How can I obtain the row count per partition in a partitioned or segmented table? How much data is read in the query? Does kdb go thru each directory, pick a fixed width column, and divide the file size by the column width?
Hi,
You can use .Q.pn which is populated using the the Q.cn operator.
http://code.kx.com/wiki/DotQ/DotQDotpn
It counts the last column in each partition for the table you have specified, and then .Q.pn holds these results in a dictionary format.
You can also run
select count i>0 by date from tab where date in [list_of_dates]
HTH,
Sean
If your data is partitioned by date, you can always just count by date.

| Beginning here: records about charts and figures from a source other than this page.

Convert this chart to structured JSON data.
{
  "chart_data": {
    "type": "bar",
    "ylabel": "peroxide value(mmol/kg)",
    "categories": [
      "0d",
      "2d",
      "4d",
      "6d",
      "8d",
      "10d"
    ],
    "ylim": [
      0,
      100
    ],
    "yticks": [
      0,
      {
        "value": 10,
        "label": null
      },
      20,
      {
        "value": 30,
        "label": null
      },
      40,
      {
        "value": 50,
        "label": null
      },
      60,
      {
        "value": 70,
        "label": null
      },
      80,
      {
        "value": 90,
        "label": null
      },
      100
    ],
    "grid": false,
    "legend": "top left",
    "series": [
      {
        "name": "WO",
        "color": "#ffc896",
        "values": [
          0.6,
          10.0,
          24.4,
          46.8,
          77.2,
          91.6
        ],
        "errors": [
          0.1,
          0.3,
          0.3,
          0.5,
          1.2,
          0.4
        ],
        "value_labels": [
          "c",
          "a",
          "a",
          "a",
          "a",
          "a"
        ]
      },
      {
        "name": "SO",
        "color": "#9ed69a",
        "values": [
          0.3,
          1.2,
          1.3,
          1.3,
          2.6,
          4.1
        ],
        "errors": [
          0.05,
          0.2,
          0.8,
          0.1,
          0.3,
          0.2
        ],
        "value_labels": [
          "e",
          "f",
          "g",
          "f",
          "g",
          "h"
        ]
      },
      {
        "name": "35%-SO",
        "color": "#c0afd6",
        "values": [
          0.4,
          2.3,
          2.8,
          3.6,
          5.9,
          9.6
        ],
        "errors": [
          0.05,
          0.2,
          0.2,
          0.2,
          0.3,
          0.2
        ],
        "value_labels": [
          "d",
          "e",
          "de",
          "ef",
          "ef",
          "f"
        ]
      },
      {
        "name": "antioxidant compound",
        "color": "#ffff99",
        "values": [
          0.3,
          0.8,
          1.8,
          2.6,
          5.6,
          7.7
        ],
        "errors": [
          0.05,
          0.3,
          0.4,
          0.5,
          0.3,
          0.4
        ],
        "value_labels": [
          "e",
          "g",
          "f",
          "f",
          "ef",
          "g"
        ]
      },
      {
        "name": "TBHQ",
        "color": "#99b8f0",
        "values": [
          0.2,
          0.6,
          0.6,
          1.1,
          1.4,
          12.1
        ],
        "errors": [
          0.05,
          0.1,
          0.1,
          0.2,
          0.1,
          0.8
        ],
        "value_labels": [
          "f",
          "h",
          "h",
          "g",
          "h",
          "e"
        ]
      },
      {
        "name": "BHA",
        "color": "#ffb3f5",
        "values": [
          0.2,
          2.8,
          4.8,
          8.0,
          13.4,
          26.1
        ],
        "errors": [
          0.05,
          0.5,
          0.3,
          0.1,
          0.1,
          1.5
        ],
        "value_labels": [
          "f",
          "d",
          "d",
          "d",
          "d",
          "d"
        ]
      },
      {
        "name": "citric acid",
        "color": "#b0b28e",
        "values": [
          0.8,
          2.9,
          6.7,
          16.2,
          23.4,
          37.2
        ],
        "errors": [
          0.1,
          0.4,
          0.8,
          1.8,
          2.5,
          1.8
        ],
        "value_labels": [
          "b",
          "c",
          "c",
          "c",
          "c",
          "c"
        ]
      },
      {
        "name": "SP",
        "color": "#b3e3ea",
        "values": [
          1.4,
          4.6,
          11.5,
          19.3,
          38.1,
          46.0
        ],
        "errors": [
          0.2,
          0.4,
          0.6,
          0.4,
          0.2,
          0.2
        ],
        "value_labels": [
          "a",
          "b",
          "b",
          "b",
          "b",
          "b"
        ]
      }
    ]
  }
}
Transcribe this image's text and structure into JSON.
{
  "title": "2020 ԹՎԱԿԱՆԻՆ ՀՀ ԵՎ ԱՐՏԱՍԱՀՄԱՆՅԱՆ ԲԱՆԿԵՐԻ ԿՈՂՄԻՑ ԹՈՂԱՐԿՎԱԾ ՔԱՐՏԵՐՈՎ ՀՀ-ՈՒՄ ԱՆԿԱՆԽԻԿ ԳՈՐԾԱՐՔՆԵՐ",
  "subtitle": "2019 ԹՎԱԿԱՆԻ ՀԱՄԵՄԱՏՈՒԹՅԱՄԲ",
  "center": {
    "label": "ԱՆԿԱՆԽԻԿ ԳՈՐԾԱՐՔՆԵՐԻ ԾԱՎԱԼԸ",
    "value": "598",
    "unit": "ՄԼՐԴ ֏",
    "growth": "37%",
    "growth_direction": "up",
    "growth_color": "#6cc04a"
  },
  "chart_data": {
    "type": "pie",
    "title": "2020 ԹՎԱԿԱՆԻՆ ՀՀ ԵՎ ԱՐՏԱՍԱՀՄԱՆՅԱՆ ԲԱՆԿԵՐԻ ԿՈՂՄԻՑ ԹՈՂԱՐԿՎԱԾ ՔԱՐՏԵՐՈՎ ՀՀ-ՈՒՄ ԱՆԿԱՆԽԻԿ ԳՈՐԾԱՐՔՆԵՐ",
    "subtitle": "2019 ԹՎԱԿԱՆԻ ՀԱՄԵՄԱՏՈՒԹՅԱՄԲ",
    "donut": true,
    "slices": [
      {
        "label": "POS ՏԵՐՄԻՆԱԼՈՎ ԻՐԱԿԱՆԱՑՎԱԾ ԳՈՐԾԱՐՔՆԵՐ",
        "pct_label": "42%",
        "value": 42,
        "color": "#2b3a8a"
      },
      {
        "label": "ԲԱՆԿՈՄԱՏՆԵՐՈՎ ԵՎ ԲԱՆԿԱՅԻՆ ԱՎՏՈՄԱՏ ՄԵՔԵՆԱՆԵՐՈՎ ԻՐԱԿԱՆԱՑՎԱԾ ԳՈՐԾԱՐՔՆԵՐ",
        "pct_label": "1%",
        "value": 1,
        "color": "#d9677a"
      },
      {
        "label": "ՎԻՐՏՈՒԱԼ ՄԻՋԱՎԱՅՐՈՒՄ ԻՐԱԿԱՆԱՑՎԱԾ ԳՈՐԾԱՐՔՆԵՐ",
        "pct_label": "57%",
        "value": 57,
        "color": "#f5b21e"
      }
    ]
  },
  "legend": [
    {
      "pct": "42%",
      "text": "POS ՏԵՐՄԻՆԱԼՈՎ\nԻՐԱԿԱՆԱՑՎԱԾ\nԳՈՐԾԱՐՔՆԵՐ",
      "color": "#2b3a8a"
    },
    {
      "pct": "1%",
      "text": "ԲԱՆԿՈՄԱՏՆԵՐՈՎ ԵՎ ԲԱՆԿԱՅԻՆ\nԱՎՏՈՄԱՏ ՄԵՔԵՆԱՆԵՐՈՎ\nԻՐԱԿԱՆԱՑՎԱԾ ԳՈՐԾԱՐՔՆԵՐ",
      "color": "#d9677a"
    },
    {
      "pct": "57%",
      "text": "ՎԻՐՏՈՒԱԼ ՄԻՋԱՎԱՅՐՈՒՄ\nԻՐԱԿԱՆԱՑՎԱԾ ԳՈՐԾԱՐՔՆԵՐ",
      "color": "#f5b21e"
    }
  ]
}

select count i by date from table where date within startDate endDate
If you wanted to do it manually (for some reason), you can use .Q.par to get location of a partition based on the date, load it in memory and then do a count.
Hi Himanshu and Yan,
Note I wrote “count i>0”. I did this on purpose and a colleague recently found this.
If you don’t aggr the i, the “select count i by date where date within startDate endDate”, still scans all partitions, but only outputs the results from that which your where statement satisfies.
Comes from this line:
"Thus, a constraint on i alone would apply across all partitions "
If you have a huge number of partitions, you can greatly speed up your query by putting in count i>0 if you are only wanting counts for specific partitions.
Thanks,
Sean
thx. it worked ^_^